The same contractor (Thales) that
is providing Israeli Hermes 450 UAVs for British forces in Afghanistan, has
offered to provide similar services for French troops there. While Britain is
developing its own UAV, based on the Hermes 450, technical problems have
delayed these from reaching the troops until 2010. But the British wanted some
UAV support right away. So they made a deal with Thales, which would lease the
British Army four Hermes 450s, along with contractor personnel to maintain and
help operate the UAVs. This has worked out very well, as the 14 months that the
Thales Hermes 450s have been in Afghanistan, they have provided about 500 UAV
hours in air per month. The British have been quite pleased with this,
especially since Thales is paid by the hour (a UAV is in the air). Thus the
contractors have an incentive to keep them flying. Thales is using all this success
to interest the French in a similar deal.

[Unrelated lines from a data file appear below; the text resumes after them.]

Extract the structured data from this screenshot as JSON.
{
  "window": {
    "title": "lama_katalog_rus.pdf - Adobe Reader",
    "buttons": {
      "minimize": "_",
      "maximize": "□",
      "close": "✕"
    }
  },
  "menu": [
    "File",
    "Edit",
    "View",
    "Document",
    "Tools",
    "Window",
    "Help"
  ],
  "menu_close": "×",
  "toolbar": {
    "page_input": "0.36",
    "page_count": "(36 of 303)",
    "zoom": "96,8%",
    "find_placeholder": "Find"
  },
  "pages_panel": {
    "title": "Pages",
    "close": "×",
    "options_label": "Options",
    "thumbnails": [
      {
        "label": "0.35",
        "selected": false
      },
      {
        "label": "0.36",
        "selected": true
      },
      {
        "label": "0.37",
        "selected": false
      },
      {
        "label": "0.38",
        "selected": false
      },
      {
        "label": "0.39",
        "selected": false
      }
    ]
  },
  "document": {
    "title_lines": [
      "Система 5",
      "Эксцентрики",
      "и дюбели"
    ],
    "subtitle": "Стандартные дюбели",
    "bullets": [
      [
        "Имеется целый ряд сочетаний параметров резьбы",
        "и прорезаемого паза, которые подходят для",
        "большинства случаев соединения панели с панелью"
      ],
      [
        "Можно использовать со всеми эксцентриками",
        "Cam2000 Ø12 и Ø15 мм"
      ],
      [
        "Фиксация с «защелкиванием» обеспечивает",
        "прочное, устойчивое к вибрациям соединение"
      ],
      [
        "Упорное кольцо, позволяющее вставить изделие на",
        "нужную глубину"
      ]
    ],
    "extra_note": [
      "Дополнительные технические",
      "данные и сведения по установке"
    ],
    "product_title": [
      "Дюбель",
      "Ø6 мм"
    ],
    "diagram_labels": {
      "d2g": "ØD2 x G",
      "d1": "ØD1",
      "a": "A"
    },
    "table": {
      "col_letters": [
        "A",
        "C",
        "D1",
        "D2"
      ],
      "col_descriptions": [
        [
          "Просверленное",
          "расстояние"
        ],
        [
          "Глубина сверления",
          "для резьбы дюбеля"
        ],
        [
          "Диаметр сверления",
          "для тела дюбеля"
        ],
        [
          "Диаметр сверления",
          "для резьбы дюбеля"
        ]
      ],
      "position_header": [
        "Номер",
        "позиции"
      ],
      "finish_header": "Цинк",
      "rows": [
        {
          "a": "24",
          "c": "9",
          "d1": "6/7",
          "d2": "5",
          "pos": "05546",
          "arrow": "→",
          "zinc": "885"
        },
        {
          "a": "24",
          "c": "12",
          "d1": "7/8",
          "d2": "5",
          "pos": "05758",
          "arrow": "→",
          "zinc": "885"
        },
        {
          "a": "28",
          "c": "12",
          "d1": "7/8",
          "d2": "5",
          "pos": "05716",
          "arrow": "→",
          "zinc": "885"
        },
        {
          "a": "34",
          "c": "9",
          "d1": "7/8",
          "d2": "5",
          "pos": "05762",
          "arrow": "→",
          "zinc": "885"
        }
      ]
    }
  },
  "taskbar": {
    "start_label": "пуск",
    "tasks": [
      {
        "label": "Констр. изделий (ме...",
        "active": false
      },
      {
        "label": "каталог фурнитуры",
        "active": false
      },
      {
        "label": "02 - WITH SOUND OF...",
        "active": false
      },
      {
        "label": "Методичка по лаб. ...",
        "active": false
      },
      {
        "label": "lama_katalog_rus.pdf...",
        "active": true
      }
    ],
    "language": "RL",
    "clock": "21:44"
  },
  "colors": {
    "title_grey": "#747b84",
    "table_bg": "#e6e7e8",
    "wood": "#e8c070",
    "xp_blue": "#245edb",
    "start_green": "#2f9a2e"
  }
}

Britain is working away on two new models of UAVs; the Watchkeeper 180 and the
Watchkeeper 450. Both UAVs are based on Israeli designs (the Hermes 180 and
450). The two Watchkeepers were supposed to be ready for service in 2005, but
various problems delayed that, and now these aircraft are not expected to enter
service until 2010.
Watchkeeper 450, a 992 pound aircraft, is also being equipped to carry Hellfire
missiles for support of troops in Afghanistan. This UAV was originally designed
to carry two extra fuel tanks under its wings. Each of these fuel tanks weighs
more than the 110 pound Hellfire. The Watchkeeper 450 is 20 feet long 450 has a
35 foot wingspan. It can stay in the air for up to 20 hours per sortie, and fly
as high as 20,000 feet. The Hermes 450 is the primary UAV for the Israeli armed
forces, and twenty or more were in action each day during the 2006 war in
(14 feet long, 20 foot wingspan) Watchkeeper 180 weighs 430 pounds, has a
maximum payload of 77 pounds and can stay in the air for ten hours at a time.
Both UAVs have day/night cameras and can supply ground troops with live video.
British troops have already been using other UAVs, and are convinced of the
benefits of live video in support of combat operations. Britain will be
spending over $1.5 billion on the Watchkeeper UAVs.